Friday, May 18, 2007

First Lines Contest... What Not To Do

I find I can’t choose examples of what not to do from the sweet, sincere people who entered the contest. There were a couple that kind of asked for it, though. So... some tips:

1. If your first two lines are so rhythmic that they could be the start of a limerick, they’re almost certainly too rhythmic.

2. You probably don’t want to start your manuscript with a run-on sentence.

3. Have your manuscript read by someone who knows a lot of slang, just in case you’ve given a tall pointy structure a vaguely Asian-sounding name which to other people is a term for male genitalia.
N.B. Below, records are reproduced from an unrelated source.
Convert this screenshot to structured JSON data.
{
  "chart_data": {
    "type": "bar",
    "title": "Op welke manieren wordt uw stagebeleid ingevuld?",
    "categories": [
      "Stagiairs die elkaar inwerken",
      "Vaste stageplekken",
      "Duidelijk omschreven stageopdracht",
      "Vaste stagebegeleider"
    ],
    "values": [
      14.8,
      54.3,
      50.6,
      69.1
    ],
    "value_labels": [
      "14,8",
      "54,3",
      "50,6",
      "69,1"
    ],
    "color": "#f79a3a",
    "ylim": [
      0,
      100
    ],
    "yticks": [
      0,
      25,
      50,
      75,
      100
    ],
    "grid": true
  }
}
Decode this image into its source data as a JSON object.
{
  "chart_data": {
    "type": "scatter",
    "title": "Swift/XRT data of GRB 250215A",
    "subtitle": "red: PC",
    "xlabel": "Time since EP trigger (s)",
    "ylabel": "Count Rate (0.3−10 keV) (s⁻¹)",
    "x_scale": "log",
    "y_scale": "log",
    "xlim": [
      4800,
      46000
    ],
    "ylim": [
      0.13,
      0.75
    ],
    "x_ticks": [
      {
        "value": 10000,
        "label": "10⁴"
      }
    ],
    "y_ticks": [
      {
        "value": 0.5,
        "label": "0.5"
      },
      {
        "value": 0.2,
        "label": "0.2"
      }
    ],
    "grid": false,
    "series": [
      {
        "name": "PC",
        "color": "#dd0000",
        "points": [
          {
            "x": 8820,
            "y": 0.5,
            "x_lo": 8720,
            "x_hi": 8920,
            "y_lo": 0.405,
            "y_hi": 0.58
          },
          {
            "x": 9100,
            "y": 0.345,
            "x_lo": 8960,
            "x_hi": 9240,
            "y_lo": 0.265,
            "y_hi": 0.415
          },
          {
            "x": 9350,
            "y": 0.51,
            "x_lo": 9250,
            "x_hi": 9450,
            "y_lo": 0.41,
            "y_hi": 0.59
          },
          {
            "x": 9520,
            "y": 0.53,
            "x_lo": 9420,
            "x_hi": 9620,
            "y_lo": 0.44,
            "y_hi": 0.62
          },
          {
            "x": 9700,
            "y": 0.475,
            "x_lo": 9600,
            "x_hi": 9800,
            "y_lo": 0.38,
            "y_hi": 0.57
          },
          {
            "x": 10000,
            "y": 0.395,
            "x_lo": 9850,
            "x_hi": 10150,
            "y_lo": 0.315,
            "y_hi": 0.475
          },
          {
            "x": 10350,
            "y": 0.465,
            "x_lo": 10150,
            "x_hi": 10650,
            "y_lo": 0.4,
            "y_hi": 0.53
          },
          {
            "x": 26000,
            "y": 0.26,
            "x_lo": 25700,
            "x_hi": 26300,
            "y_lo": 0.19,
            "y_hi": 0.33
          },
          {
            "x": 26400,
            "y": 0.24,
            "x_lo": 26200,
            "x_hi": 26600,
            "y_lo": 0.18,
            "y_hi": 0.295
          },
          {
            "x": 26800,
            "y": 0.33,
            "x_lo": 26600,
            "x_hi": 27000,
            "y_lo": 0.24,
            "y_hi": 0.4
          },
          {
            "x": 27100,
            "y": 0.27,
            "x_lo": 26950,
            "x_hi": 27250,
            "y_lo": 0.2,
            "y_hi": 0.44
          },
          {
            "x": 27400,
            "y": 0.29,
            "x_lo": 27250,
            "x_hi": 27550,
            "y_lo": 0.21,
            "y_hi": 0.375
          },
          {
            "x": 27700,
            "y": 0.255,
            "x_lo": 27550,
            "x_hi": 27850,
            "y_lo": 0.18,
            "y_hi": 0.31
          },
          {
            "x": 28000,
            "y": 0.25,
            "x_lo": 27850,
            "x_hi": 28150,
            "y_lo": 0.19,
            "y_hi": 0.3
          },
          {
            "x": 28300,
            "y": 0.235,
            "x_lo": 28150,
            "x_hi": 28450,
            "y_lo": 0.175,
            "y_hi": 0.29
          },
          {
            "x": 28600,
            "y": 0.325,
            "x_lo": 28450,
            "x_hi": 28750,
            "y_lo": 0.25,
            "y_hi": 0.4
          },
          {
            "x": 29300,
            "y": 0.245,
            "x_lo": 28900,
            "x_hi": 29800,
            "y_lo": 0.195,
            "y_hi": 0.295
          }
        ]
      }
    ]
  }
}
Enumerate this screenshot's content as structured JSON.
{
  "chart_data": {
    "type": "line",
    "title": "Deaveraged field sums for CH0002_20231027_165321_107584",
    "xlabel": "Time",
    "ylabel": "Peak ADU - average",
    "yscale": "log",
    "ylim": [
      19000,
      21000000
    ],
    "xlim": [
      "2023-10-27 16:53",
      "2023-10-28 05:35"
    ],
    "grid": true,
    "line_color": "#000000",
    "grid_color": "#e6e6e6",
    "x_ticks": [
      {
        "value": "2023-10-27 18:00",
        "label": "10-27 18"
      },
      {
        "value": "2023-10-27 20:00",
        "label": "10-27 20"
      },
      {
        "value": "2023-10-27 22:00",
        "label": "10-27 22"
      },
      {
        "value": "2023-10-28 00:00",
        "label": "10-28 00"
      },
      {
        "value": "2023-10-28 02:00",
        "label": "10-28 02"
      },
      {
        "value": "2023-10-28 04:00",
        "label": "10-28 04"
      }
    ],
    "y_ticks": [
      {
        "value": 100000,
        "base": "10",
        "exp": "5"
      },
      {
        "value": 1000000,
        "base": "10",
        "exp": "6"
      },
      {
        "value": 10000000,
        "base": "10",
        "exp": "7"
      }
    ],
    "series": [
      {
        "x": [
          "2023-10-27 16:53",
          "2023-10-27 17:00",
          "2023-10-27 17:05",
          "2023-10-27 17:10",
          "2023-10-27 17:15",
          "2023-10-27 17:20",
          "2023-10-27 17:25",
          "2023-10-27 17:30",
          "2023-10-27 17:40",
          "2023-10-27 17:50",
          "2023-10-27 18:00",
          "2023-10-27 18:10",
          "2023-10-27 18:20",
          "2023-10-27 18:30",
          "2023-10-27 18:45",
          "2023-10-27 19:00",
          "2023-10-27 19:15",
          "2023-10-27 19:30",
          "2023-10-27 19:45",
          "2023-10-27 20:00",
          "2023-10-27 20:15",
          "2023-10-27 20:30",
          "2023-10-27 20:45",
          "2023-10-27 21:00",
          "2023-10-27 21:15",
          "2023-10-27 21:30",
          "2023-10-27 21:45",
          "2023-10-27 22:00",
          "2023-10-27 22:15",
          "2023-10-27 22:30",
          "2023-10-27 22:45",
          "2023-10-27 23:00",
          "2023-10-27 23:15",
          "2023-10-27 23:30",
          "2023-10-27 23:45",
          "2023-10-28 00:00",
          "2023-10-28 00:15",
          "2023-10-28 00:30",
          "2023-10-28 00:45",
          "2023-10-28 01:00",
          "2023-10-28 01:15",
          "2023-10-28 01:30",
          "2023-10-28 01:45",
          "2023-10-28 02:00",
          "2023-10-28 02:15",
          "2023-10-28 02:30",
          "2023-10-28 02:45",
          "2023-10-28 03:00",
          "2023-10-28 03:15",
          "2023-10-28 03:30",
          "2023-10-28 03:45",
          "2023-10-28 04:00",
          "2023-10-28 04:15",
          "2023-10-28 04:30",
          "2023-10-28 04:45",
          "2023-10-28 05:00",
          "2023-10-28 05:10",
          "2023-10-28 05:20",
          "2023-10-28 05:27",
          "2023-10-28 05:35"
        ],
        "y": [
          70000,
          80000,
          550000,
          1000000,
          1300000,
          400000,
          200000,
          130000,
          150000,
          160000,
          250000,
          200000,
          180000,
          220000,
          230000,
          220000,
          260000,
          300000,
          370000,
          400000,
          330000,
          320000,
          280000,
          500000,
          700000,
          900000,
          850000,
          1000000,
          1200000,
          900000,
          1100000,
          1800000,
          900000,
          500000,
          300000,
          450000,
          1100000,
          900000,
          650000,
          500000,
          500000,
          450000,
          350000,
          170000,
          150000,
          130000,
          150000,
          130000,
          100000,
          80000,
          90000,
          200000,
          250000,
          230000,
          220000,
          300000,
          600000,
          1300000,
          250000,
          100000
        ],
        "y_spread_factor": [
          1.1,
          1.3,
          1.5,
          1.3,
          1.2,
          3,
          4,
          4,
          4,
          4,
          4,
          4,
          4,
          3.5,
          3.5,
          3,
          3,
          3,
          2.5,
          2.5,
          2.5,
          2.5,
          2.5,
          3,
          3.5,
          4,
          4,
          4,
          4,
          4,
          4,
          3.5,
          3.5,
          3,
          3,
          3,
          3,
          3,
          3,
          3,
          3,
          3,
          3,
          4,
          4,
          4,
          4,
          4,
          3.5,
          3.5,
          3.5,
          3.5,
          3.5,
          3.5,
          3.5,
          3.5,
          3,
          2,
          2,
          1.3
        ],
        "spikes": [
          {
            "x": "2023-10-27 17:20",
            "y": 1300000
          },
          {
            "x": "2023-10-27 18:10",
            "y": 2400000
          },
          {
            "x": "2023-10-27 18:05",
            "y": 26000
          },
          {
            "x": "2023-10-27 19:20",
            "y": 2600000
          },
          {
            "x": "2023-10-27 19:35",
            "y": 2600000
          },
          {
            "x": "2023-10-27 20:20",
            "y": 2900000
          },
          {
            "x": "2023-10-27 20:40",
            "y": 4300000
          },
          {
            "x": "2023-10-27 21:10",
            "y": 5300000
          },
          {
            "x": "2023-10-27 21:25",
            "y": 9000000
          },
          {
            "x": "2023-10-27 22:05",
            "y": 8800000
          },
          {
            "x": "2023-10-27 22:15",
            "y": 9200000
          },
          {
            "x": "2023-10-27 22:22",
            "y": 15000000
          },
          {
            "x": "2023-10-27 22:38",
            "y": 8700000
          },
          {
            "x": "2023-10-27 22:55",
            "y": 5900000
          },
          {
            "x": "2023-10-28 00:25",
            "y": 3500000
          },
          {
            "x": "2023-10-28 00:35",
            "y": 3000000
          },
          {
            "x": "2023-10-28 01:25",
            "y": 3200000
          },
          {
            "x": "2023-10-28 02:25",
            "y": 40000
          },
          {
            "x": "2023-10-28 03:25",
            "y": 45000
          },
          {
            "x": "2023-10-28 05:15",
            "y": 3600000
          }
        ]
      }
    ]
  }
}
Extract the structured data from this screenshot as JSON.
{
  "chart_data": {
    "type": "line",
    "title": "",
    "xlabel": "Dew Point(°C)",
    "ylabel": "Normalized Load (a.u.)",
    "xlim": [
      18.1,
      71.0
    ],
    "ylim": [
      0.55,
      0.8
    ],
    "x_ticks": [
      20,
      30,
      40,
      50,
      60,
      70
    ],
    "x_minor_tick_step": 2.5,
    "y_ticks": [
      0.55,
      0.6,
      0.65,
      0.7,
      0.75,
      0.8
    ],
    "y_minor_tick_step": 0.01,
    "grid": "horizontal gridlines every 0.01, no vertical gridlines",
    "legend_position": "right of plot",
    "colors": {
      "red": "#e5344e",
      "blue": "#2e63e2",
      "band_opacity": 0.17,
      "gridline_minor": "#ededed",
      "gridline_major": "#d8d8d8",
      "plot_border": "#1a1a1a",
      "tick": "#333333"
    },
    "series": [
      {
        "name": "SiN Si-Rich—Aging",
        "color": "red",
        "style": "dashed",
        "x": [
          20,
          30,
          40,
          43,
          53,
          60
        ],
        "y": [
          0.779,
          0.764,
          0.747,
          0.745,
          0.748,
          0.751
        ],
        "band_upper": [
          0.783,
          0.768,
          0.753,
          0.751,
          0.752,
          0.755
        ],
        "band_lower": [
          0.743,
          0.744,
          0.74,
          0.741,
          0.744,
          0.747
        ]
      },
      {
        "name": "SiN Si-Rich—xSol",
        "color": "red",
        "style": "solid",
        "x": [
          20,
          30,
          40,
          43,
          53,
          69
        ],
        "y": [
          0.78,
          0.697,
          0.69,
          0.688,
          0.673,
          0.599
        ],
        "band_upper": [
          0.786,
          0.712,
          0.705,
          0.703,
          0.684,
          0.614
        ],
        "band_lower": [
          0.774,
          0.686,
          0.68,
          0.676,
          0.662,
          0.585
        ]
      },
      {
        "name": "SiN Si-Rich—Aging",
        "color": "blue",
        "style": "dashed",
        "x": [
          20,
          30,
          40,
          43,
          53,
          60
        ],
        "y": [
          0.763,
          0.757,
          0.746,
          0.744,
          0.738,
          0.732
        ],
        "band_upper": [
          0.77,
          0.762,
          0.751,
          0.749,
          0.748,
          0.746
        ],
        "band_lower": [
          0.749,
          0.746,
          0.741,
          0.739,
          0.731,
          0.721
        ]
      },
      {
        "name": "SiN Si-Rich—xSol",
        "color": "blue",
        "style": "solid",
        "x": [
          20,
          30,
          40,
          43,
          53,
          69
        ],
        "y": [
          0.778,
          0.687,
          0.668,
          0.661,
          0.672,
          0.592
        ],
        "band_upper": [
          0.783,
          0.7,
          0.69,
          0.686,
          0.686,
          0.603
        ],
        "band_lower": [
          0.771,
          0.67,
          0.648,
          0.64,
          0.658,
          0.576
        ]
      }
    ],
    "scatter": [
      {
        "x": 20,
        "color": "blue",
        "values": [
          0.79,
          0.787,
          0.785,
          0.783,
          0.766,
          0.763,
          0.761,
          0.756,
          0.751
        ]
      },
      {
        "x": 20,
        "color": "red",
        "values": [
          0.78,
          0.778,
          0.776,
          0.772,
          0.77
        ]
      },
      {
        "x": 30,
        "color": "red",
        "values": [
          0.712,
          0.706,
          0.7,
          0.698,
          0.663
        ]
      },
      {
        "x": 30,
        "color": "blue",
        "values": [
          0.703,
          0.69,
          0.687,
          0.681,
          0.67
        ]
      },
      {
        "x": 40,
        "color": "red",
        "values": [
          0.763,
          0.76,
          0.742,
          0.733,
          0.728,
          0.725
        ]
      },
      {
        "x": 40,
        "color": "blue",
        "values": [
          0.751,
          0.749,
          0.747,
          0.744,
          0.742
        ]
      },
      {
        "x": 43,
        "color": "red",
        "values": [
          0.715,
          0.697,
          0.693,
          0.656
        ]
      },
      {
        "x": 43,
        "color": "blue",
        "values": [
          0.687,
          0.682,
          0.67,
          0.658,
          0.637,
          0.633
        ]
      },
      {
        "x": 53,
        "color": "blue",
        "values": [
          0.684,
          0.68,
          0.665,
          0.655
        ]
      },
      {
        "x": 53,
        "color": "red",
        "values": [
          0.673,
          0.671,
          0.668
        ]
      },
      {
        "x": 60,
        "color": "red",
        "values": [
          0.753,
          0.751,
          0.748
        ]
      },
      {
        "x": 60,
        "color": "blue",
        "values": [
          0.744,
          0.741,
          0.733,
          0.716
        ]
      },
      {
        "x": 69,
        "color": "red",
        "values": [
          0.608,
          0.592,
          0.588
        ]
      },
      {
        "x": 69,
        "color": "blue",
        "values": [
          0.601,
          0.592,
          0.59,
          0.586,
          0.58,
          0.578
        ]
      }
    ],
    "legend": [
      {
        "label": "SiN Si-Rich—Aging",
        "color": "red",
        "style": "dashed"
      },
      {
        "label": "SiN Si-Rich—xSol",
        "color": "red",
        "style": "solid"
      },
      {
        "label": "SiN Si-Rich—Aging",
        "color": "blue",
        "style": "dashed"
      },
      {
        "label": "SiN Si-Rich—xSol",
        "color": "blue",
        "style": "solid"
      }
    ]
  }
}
Thanks to all for playing!

10 comments:

Terry P. said...

Dear E.A.,

Thanks for doing this--such a simple yet effective way of showing what makes an intriguing first line. I'd love to hear your thoughts about following up with your hook. And perhaps now, you could do a "last lines" contest (because don't you feel it's also critical to leave your reader feeling satisfied with an amazing final sentence?).

Anonymous said...

I can't figure out what the vaguely Asian-sounding name is!

Anonymous said...

On behalf of at least some of the sweet, sincere contestants...any feedback (without naming names!) would be most welcome. I'd rather know what I need to work on and what I should simply...burn!

Editorial Anonymous said...

It's just... I read on a message board about a woman who entered a bit of her work in a contest from Evil Editor, and she described one of her characters as an MILF without knowing what it meant, and was later mortified at the hilarity that ensued.
I don't want to do that to people...
But I have an idea for the next contest that might deal with this.

Linda D. (sbk) said...

Thank you for doing this. It would be wonderful to see some examples of what doesn't work and why. We're tough. We can take it.

Scott Ray Randall said...

Elizabeth - I'm guessing that the Asian-sounding name is Wang. that's definitely a slang term for male genitalia here in Sacramento.

Anonymous said...

Ooops! I think I'm guilty of number 1. But I was actually, sincerely, funning you. :-)

There is no story past those lines.
At least none that has come to me yet...

Can I enter it again for the worst contest?

Jeannette Towey said...

Oh dear. Many years ago there used to be a proprietary word processing system called Wang. Those of us who used it from time to time would usually say we were off 'wanging'. It sounded funny at the time but I guess now it would just sound coarse!